Par Jean-Jacob Bicep Député européen
Mercredi 27 mars 2013, les députés de la majorité ont voté en première lecture une proposition de loi socialiste visant à mettre fin à une situation étonnante : dans les DOM-TOM, certains produits alimentaires comme les sodas ou les yaourts contiennent bien plus de sucre que leurs équivalents vendus en France hexagonale.
Tout comme le scandale du chlordécone et son cortège de cancers et de retards psychomoteurs, c’est à une autre exception mortifère des outremers français que s’attaque le Parlement.
Retour sur un scandale de santé publique, ou comment les industriels « se sucrent » sur le dos des Français d’Outre-Mer.
Quatorze grammes de sucre dans le Fanta
Le saviez-vous ? En Guadeloupe ou à la Réunion, il y a deux fois plus de personnes atteintes du diabète de type 2, dit gras, qu’en Hexagone. Fait marquant, contrairement à l’Ile-de-France ou à la Bretagne, les femmes ultra-marines sont plus touchées par le diabète que les hommes.
Le soupçonniez-vous ? En Guyane, la canette de soda « Fanta » que vous buvez pour vous désaltérer contient 14 g de sucre, contre 9 g si vous la buvez en Languedoc-Roussillon.
L’accepteriez-vous ? En Martinique, un yaourt aux fruits de type « Petit Filou » et consommé essentiellement par les enfants, affiche 27% de sucres en plus que son équivalent dans l’Hexagone.
Et si ces données sont corrélées à l’explosion de l’obésité infantile en Outre-Mer (25% contre 16%), nous pouvons légitimement nous demander : pourquoi ? Ou plutôt : qui a tout intérêt à rendre nos compatriotes Ultra-Marins obèses et diabétiques ?
Les industriels stimulent l’appétence pour le sucre
L’histoire des départements d’Outre-Mer tels que la Martinique, la Réunion ou la Guadeloupe, est intimement liée à celle de l’exploitation de la canne à sucre. Hier, monnaie d’échange au sein du commerce triangulaire esclavagiste, aujourd’hui, raffinée et transformée en cassonade ou en rhum agricole, la canne à sucre et plus largement le sucre, est devenu prétexte au surdosage de certains produits de consommation courante, comme les sodas ou encore les yaourts.
En effet, les industriels de l’alimentation tentent de nous expliquer depuis des décennies que les Ultra-Marins auraient un goût plus prononcé pour le sucre. Comme si la palatabilité du sucre – l’intensité du plaisir à consommer du sucre- d’un citoyen d’Outre-Mer différait de celle de tout autre citoyen Hexagonal. Comme si l’alliesthésie positive – l’appréciation subjective du caractère attractif d’un aliment en fonction de l’état physiologique interne du sujet – au sucre, d’une Miquelonaise différait de celle d’une Normande. Alors que ce sont ces mêmes industriels qui, en augmentant de manière inconsidérée les concentrations de saccharose, stimulent et renforcent chez les enfants élevés en Outre-Mer, cette appétence pour le sucre.
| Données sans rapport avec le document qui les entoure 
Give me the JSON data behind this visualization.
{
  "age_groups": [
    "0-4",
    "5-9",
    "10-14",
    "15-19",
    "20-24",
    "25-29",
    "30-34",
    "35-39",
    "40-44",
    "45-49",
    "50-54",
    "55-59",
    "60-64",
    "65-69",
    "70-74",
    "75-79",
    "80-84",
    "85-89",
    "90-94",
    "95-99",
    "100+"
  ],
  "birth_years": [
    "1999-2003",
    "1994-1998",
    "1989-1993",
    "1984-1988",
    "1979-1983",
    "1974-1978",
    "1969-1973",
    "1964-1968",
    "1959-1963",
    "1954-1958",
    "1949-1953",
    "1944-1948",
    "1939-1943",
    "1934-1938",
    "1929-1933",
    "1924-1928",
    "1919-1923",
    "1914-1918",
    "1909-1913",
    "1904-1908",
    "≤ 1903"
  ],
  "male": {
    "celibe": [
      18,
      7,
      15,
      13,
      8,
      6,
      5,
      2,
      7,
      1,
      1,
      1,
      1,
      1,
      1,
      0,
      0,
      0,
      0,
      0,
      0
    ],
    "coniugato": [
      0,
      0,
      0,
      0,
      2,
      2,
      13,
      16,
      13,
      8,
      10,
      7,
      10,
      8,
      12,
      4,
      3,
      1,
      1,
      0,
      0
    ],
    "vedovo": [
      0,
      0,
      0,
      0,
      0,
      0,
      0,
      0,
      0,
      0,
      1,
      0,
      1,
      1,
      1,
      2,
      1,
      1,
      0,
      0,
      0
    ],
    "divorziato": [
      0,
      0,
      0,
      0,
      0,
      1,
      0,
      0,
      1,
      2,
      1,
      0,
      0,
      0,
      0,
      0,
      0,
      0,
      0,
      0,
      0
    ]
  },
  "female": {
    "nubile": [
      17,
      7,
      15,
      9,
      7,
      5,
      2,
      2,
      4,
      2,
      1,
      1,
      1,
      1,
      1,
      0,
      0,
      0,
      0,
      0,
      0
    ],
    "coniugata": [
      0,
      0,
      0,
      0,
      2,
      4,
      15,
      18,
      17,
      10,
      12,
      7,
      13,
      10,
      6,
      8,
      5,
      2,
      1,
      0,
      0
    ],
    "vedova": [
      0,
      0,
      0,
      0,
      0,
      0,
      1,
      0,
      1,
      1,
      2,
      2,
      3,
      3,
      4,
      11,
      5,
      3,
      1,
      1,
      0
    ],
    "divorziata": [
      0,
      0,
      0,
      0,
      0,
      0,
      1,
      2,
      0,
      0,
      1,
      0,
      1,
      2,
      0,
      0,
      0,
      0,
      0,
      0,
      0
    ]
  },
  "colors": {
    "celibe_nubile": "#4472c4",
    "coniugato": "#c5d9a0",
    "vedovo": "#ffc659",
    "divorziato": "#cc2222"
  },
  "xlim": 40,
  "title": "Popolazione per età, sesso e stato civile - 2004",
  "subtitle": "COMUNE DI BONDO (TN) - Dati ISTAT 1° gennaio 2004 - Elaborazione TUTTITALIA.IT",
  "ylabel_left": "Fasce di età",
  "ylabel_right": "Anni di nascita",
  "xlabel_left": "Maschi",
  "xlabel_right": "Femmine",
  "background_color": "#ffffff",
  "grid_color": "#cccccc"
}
Risque d’obésité dès le stade fœtal
Pour certaines saveurs, comme la saveur sucrée, le rapport affectif semblerait être acquis très tôt, dès la vie fœtale puis, renforcé par les habitudes alimentaires dans la petite enfance. Donc si une femme enceinte vivant à Mayotte est encouragée à consommer des produits laitiers hyper-sucrés, l’enfant qu’elle mettra au monde, à qui sera proposé par la suite une canette de soda, aura toutes les chances de devenir obèse et de développer une insulino-résistance voire un diabète de type 2. Et cela, juste parce qu’il sera né et aura grandi dans un département d’Outre-Mer.
Les citoyens Français d’Outre-Mer sont trop souvent et depuis bien trop longtemps, les victimes toutes désignées, des intérêts de l’industrie alimentaire. Penser au bien-être et à la bonne santé des populations, c’est repenser nos méthodes de prévention et d’éducation à la santé mais, c’est aussi dénoncer un système productiviste qui n’hésite pas à mettre en danger la santé de nos enfants.
Le texte de loi voté, les teneurs en sucre abaissées, les risques de diabète et d’obésité seront diminués. Quant aux industriels de l’agroalimentaire, ils feront de leur beurre en se sucrant autrement notamment sur les marges pratiquées outremer.